Existing dress code laws are not fully effective, says report
A report into high heels and workplace dress codes has concluded that the existing government laws are not fully effective in protecting employees from discrimination at work.
Following a high-profile case in December 2015, when a woman turned up to work in flat shoes and was told that it was company policy for women to wear heels of a height between 2 and 4 inches, a petition was started calling for the law to be changed regarding company dress codes.
A report published by the Petitions Committee and the Women and Equalities Committee in January says that in the inquiry into dress code practices in the workplace, they heard from hundreds of women who had suffered long-term damage as a result of wearing high heels for long periods in the workplace.
They also heard from women who had been required to dye their hair blonde, wear revealing outfits and constantly reapply make-up.
During the course of the inquiry, the government said that the exisiting law was clear and that the dress code that prompted the petition to come about was already unlawful.
The inquiry found that although the law already prohibited discriminatory dress codes, they were nonetheless widespread and that therefore the law wasn’t fully effective in protecting employees from discrimination at work.
The report calls on the Government to review this area of the law and to ask Parliament to change it, if necessary, to make it more effective.
Health and safety
The report states that workplace dress codes include other areas of law – including health and safety.
The report says that in the first oral evidence session, health and safety was repeatedly raised as a concern by witnesses.
Although employers are required by law to conduct workplace health and safety risk assessments, often employers were not thinking about the risks of high heels in their health and safety risk assessments.
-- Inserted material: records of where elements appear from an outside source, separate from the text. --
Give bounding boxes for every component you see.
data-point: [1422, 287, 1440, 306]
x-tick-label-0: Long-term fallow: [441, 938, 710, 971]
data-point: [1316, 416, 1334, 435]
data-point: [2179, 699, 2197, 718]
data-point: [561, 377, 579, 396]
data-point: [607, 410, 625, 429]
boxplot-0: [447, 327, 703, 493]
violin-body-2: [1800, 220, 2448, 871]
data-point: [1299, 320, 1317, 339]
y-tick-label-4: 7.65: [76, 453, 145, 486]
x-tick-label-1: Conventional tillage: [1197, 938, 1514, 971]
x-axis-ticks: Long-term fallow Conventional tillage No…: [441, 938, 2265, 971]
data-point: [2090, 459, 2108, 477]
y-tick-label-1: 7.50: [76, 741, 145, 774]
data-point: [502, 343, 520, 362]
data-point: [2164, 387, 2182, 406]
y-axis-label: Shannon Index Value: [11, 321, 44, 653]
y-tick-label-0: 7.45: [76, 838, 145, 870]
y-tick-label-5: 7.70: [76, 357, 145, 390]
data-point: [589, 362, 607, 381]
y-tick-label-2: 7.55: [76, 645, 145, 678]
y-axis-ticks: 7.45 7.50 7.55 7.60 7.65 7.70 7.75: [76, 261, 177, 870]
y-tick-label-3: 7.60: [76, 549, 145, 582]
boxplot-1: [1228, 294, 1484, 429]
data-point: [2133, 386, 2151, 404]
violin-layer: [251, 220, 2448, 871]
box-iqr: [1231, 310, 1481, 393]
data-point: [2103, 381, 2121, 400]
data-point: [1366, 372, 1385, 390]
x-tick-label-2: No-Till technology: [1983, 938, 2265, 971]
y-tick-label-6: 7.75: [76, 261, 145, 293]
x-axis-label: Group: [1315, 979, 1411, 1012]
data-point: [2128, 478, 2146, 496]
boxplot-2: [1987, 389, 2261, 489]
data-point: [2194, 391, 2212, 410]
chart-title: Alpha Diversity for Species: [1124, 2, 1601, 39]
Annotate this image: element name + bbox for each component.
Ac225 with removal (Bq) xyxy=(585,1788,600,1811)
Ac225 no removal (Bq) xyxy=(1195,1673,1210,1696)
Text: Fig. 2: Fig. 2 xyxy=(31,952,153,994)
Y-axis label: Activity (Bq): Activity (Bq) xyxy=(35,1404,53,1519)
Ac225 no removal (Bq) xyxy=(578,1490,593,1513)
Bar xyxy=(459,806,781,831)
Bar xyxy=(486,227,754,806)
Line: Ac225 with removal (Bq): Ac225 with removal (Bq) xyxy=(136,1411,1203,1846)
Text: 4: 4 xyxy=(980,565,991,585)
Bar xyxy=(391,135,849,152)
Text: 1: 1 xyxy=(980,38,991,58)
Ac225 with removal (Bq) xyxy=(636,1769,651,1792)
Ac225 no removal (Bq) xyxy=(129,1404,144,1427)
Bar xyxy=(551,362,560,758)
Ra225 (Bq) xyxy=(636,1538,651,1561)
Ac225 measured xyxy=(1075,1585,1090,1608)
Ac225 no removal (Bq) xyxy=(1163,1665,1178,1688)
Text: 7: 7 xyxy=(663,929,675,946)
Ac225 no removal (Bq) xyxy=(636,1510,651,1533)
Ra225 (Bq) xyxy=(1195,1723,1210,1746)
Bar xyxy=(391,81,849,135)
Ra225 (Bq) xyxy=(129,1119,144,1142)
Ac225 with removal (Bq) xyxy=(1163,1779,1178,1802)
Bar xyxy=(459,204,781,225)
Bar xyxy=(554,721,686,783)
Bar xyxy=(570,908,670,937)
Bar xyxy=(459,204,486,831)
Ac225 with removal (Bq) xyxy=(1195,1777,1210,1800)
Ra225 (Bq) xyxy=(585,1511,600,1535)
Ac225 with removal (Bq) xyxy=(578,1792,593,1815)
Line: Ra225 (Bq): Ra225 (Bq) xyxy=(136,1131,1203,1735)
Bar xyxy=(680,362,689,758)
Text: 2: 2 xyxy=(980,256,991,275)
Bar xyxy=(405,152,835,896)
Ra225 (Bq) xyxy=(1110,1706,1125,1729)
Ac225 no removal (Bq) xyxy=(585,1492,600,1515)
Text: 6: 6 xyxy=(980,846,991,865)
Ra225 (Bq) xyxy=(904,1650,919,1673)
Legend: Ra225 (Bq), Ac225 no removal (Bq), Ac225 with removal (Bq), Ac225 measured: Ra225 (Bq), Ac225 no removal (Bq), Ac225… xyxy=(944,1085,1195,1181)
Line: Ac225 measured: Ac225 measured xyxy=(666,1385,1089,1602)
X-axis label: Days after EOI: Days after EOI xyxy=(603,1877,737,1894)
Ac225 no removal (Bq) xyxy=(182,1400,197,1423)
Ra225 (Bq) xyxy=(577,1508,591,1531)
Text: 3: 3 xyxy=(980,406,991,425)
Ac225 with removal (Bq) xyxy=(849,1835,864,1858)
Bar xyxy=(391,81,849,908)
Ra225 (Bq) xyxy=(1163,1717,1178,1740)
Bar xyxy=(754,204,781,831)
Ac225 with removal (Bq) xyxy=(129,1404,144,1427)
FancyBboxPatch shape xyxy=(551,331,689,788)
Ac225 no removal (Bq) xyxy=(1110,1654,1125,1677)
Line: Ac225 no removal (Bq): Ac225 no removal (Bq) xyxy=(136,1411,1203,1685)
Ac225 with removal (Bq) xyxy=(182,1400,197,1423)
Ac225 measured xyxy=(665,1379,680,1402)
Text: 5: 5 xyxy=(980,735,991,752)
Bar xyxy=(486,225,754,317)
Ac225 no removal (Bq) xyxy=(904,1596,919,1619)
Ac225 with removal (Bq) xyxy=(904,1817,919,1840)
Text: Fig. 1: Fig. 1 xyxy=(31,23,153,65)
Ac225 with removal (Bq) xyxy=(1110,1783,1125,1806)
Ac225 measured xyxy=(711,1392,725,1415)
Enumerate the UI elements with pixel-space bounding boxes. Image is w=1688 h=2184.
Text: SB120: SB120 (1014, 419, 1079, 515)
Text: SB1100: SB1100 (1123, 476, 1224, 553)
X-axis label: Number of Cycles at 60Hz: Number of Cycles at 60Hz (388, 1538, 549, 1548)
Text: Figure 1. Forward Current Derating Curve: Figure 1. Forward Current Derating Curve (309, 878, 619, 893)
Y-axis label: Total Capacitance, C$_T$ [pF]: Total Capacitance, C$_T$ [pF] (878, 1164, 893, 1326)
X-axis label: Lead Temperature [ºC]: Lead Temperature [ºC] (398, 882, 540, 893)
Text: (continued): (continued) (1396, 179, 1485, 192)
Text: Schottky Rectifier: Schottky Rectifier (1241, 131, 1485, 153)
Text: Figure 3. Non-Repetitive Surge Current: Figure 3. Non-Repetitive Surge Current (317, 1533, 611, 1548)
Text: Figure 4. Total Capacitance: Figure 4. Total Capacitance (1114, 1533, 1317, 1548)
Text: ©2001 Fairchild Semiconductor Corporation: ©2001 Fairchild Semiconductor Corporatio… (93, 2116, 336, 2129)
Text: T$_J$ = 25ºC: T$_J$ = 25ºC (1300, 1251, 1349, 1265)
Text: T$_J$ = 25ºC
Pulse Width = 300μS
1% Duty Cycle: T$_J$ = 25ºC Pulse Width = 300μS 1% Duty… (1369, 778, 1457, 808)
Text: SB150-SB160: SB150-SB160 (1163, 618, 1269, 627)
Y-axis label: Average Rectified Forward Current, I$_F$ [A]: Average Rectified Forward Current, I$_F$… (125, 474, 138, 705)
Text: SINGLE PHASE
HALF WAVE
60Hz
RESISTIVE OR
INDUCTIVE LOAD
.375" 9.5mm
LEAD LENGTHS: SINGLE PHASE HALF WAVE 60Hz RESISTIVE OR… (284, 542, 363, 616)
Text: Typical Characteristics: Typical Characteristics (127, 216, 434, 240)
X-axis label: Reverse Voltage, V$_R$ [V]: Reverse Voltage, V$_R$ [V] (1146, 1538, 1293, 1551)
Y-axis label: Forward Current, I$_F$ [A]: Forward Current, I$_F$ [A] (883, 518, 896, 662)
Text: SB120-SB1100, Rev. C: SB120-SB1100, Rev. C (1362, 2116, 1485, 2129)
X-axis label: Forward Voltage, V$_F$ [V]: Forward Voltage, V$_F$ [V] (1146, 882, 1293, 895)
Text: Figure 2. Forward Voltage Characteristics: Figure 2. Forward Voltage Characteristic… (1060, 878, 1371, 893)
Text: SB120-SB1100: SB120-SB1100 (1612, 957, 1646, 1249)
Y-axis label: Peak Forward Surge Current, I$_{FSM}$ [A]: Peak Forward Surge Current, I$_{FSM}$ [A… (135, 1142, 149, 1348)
Azmat Mohammed of the Institute of Directors and Scarlet Harris of the TUC told the evidence sessions that general workplace risk assessments do not go into detail about footwear and, where they do, they tend to focus on personal protective clothing (for example, shoes with steel-capped toes worn on a construction site).
The report said that it is not obvious to employers that they should routinely be assessing requirements to wear high heels
Commenting on the report on high heels and workplace dress codes published by the Petitions Committee and Women and Equalities Committee, TUC General Secretary Frances O’Grady said: “Far too many employers are still stuck in the past when it comes to dress codes. It is unacceptable that in 2017 bosses are still forcing women to wear painful, inappropriate shoes and uniforms.
“Wearing high heels on a regular basis can cause foot, knee and back problems. High heels and make-up should be a choice, not a condition of the job.
“But with employment tribunals costing up to £1,200 – even if you’re on the minimum wage – many women can’t afford to challenge sexist policies. If ministers are serious about enforcing equality legislation then they should scrap tribunal fees immediately.”